The ProShares UGL, or Ultra Gold, itself lists “market price variant risks” as one of the elements that might sour, were the price of gold to snap, in either direction. This means the actual nominal price of the security might get ugly and perhaps trade far higher or lower than the actual price of the underlying commodity.
In the case of this fund, which like all ETFs trades just like a stock, there is nothing underlying. The double leverage comes from those derivatives brewing in the ProShares crack shop. All of them are listed generically in the security’s risk section.
“I am leery of double and triple leverage ETFs,” says Glenn Cutler, a markets strategist and author of the new Glenn Cutler Special Situations and Financial Blog. “I fear one day these vehicles are going to implode, much as hedge funds.”
Fair enough, Mr. Glenn Cutler, who lives in Southern California and whom I have followed in my writings since 1985 and consider a friend.
Yet what if, getting back to the query, what if gold goes nuts tomorrow or the next day? One snapshot: Enough folks will want to own the metal that they would think little of parking their cash in UGL, at least until they could get their hands on the real deal: coins, bars and repository-guaranteed bullion.
As Ticker Trax By Thom Calandra™ and ThomWatch viewers know, gold forward rates are so close to zero, they are about belly-up to the big curve of the fat 0. London Bullion Metal Association figures, published each day, track counterparty risk and the desire (or lack of) to own gold, or silver, immediately.

The GOFO, or one-month gold forward rate that measures counterparty risk, was dropping this week to its its lowest point since Dec. 16. The near-zero rate could just be reflecting low LIBOR and other interest rates. Or the GOFO could be telling us that big banks, trusts and funds are increasingly hesitant to agree to trades that use paper currencies and CUSIP’d certificates instead of cool, heavy gold.
Investors in electronic transactions, in other words, are giving currencies and various swaps the boot.
On this final day of the calendar year 2008, investors are demanding immediate ownership of gold and silver coins and bars. Platinum coins are selling out, too. Premiums on sovereign bullion coins are running well above 10 percent. That’s thick.

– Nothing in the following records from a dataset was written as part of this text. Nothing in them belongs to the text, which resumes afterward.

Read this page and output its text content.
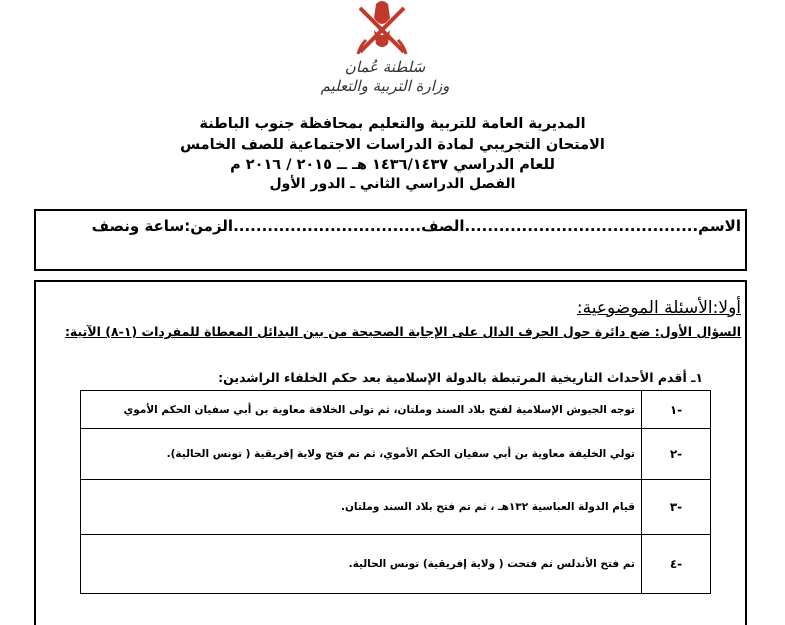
سَلطنة عُمان
وزارة التربية والتعليم
المديرية العامة للتربية والتعليم بمحافظة جنوب الباطنة
الامتحان التجريبي لمادة الدراسات الاجتماعية للصف الخامس
للعام الدراسي ١٤٣٦/١٤٣٧ هـ ــ ٢٠١٥ / ٢٠١٦ م
الفصل الدراسي الثاني ـ الدور الأول
الاسم.........................................الصف.................................الزمن:ساعة ونصف
أولا:الأسئلة الموضوعية:
السؤال الأول: ضع دائرة حول الحرف الدال على الإجابة الصحيحة من بين البدائل المعطاة للمفردات (١-٨) الآتية:
١ـ أقدم الأحداث التاريخية المرتبطة بالدولة الإسلامية بعد حكم الخلفاء الراشدين:
-١	توجه الجيوش الإسلامية لفتح بلاد السند وملتان، ثم تولى الخلافة معاوية بن أبي سفيان الحكم الأموي
-٢	تولي الخليفة معاوية بن أبي سفيان الحكم الأموي، ثم تم فتح ولاية إفريقية ( تونس الحالية).
-٣	قيام الدولة العباسية ١٣٢هـ ، ثم تم فتح بلاد السند وملتان.
-٤	تم فتح الأندلس ثم فتحت ( ولاية إفريقية) تونس الحالية.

If this continues, paper securities such as UGL will go blazooey, if even for just a day, or a week, or a month. Yes it will get ugly. Yes, it will make some people into overnight slumming millionaires.
Ticker Trax™ -- pretty & ugly
Ticker Trax By Thom Calandra™ and its growing group of subscribers are steady in the belief that rising demand for physical gold will boost bullion prices against all currencies.
Coins and bars are wondrous. But those willing to gestalt the gevalt must consider UGL in addition to closed-end bullion repository Central Fund of Canada (AMEX: CEF and TSX: T.CEF.A), which trades at a discount or premium to its actual underlying gold and silver assets held in a vault.
A gold rush linked to geopolitical and fiscal tremors almost certainly would send either’s price into the stratosphere. Few of us desire a world where gold is exchanging hands for $100 per gram. But most of us might consider preparing for it, if only to supplement our lifestyle strategies.
That’s it for now.
Vancouver in January
We are preparing a Ticker Trax™ fully hostedcocktail party the evening of Jan. 24, on the eve of Joe Martin and Howard Fitch’s annual metals blast in downtown Vancouver, British Columbia. Please email me if you are interested in joining our Ticker Trax friends.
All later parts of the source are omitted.